The rugged and rain-lashed shores of Canada’s Pacific Coast harbor some of the continent’s most remote seaside wilderness. On these 22 southbound miles, you’ll see black bears and bald eagles as old-growth stands of red cedar open onto seaweed and rock-studded beaches. If not for buoys and metal tags tacked onto tree trunks, the trail would be indistinguishable from the many wildlife paths that crisscross this coastal paradise.
INFO: $40/person to cross Mowachaht tribal land.
MASTER THE TIDES
• A tide table is indispensable for coastal hikes, where unforeseen high water may trap you short of a campsite or imperil your group with breaking waves.
• Don’t rely on the tide chart from the nearest harbor—the time and height of tides may vary dramatically along a coastline. Before your hike, inquire locally about variation.
• Most of the world’s tides are semidiurnal, with two highs and two lows, about the same height, on a given day. But not everywhere. Along Nootka Island in British Columbia, for example, the two daily lows may vary by five feet or more.
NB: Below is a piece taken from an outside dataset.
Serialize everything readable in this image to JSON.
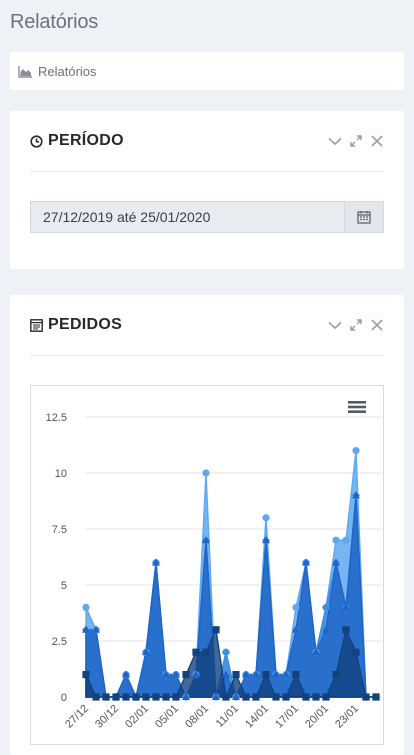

You may need the lower low tide to pass a stormy headland.
• The highest water (spring tides) occur around the new and full moon; the lowest (neap ties) are near the half moon.
• The time of high and low water advances about 50 minutes every day. If high tide is at 1 p.m. on Tuesday, it will be about 1:50 p.m. on Wednesday and 4:20 p.m. on Saturday.
• If in doubt, hike past a wave-threatened headland during an outgoing tide.